“No mamma, I can’t become a prime minister because I am a girl”,my five year old niece was telling her mom, which was quite disheartening, we were chatting in the car stuck in Bangalore traffic,about what she would like to become. It is at this age that children become really aware of their gender identity. They already know a lot about social expectations for girls and boys, and how girls and boys “need” to behave.
Have you ever caught yourself saying, “boys will be boys”? Maybe it’s after your seven year old son and his buddies run through the house in muddy boots, leaving a trail of dirt. Or maybe you watched two little guys wrestle in mud during a hockey game, and didn’t think much of it. Boys are just programmed that way, right? “What can you do?” we sigh, with a wry smile.
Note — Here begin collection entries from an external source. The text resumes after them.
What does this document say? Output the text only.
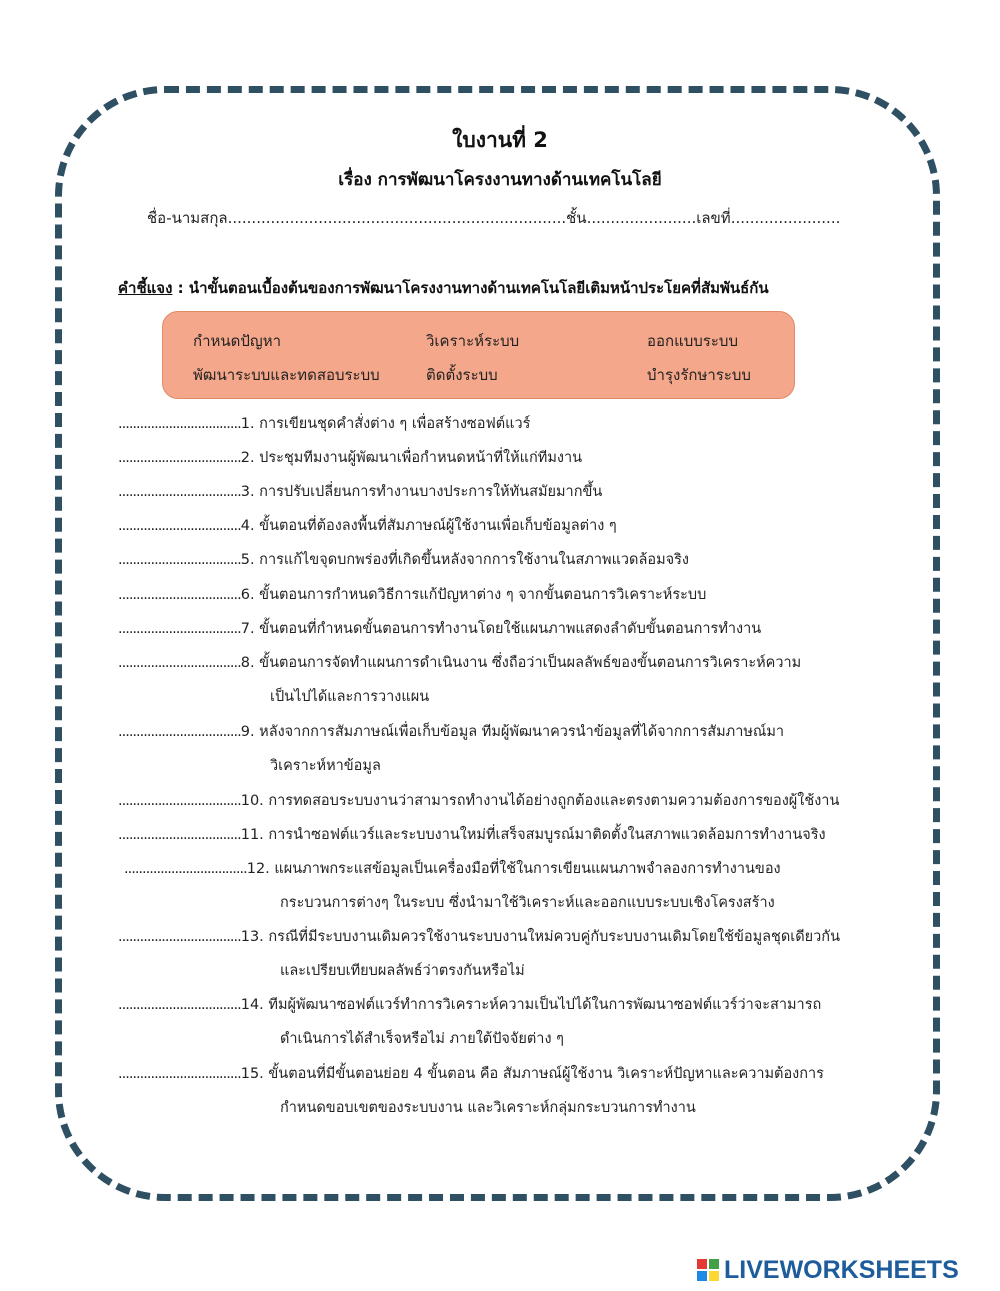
ใบงานที่ 2
เรื่อง การพัฒนาโครงงานทางด้านเทคโนโลยี
ชื่อ-นามสกุล.......................................................................ชั้น.......................เลขที่.......................
คำชี้แจง : นำขั้นตอนเบื้องต้นของการพัฒนาโครงงานทางด้านเทคโนโลยีเติมหน้าประโยคที่สัมพันธ์กัน
กำหนดปัญหา	วิเคราะห์ระบบ	ออกแบบระบบ
พัฒนาระบบและทดสอบระบบ	ติดตั้งระบบ	บำรุงรักษาระบบ
..................................1. การเขียนชุดคำสั่งต่าง ๆ เพื่อสร้างซอฟต์แวร์
..................................2. ประชุมทีมงานผู้พัฒนาเพื่อกำหนดหน้าที่ให้แก่ทีมงาน
..................................3. การปรับเปลี่ยนการทำงานบางประการให้ทันสมัยมากขึ้น
..................................4. ขั้นตอนที่ต้องลงพื้นที่สัมภาษณ์ผู้ใช้งานเพื่อเก็บข้อมูลต่าง ๆ
..................................5. การแก้ไขจุดบกพร่องที่เกิดขึ้นหลังจากการใช้งานในสภาพแวดล้อมจริง
..................................6. ขั้นตอนการกำหนดวิธีการแก้ปัญหาต่าง ๆ จากขั้นตอนการวิเคราะห์ระบบ
..................................7. ขั้นตอนที่กำหนดขั้นตอนการทำงานโดยใช้แผนภาพแสดงลำดับขั้นตอนการทำงาน
..................................8. ขั้นตอนการจัดทำแผนการดำเนินงาน ซึ่งถือว่าเป็นผลลัพธ์ของขั้นตอนการวิเคราะห์ความ
เป็นไปได้และการวางแผน
..................................9. หลังจากการสัมภาษณ์เพื่อเก็บข้อมูล ทีมผู้พัฒนาควรนำข้อมูลที่ได้จากการสัมภาษณ์มา
วิเคราะห์หาข้อมูล
..................................10. การทดสอบระบบงานว่าสามารถทำงานได้อย่างถูกต้องและตรงตามความต้องการของผู้ใช้งาน
..................................11. การนำซอฟต์แวร์และระบบงานใหม่ที่เสร็จสมบูรณ์มาติดตั้งในสภาพแวดล้อมการทำงานจริง
..................................12. แผนภาพกระแสข้อมูลเป็นเครื่องมือที่ใช้ในการเขียนแผนภาพจำลองการทำงานของ
กระบวนการต่างๆ ในระบบ ซึ่งนำมาใช้วิเคราะห์และออกแบบระบบเชิงโครงสร้าง
..................................13. กรณีที่มีระบบงานเดิมควรใช้งานระบบงานใหม่ควบคู่กับระบบงานเดิมโดยใช้ข้อมูลชุดเดียวกัน
และเปรียบเทียบผลลัพธ์ว่าตรงกันหรือไม่
..................................14. ทีมผู้พัฒนาซอฟต์แวร์ทำการวิเคราะห์ความเป็นไปได้ในการพัฒนาซอฟต์แวร์ว่าจะสามารถ
ดำเนินการได้สำเร็จหรือไม่ ภายใต้ปัจจัยต่าง ๆ
..................................15. ขั้นตอนที่มีขั้นตอนย่อย 4 ขั้นตอน คือ สัมภาษณ์ผู้ใช้งาน วิเคราะห์ปัญหาและความต้องการ
กำหนดขอบเขตของระบบงาน และวิเคราะห์กลุ่มกระบวนการทำงาน
LIVEWORKSHEETS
If this sounds like something you’ve said before, then you’re making assumptions based on gender norms — probably without even thinking about it. Even if we don’t mean to pass along our societal assumptions, these ideas about “typical boys” and “typical girls” are rubbing off on our kids, too.
Some boys like domestic play or love color “pink”; some girls prefer boy clothes and playing with trucks. I can still remember the first time I was introduced to the concept of gender expectations. I was in the second grade and I proudly walked to school in my brand new neon green Spiderman sneakers. But, later that day, my heart sank when a little boy in my class pointed at my shoes and announced loudly: “Hey! I have those shoes too. Why are you wearing BOYS shoes?” I heard laughter behind me. I swear I can still feel my ears burning from embarrassment. Being a fairly outspoken child myself, I asked him what it was about my shoes that made them a “boys only” accessory. I can still recall how he simply shrugged and said, “Because girls don’t like Spiderman.”
My mind was blown. At the tender age of seven, I was jarringly introduced to the sad realization that some people perceived me differently now because I liked something commonly associated with boys. My parents hadn’t raised me to think that way. If they knew I liked something, they never denied me that interest. They never thought it was weird that their daughter loved super heroes. It wasn’t until I was out in the real world i.e. that fateful day at school that I realized not everyone played with a variety of toys like I did.
As a child, I couldn’t wrap my head around what was so wrong with liking both Spiderman and Barbies. I still don’t get it, even as an adult.
It’s that sometimes we can still get caught up in the mentality that boys and girls don’t share similar interests. Yes, girls may be more inclined to dress like princesses and boys may be more eager to play with a Hot Wheels car, but assuming that all kids fall under these gender divisions is a mistake. It’s an error we still make as adults- we make assumptions based on gender norms, often without even realizing it. Some people may brush it off as not a big deal, but it is. I wish the seven year old me hadn’t been made aware of gender norms because I became a little more self-conscious about expressing my interests while at school. Our kids pick up on these attitudes and carry these assumptions through into adulthood. And it will just continue as a vicious cycle.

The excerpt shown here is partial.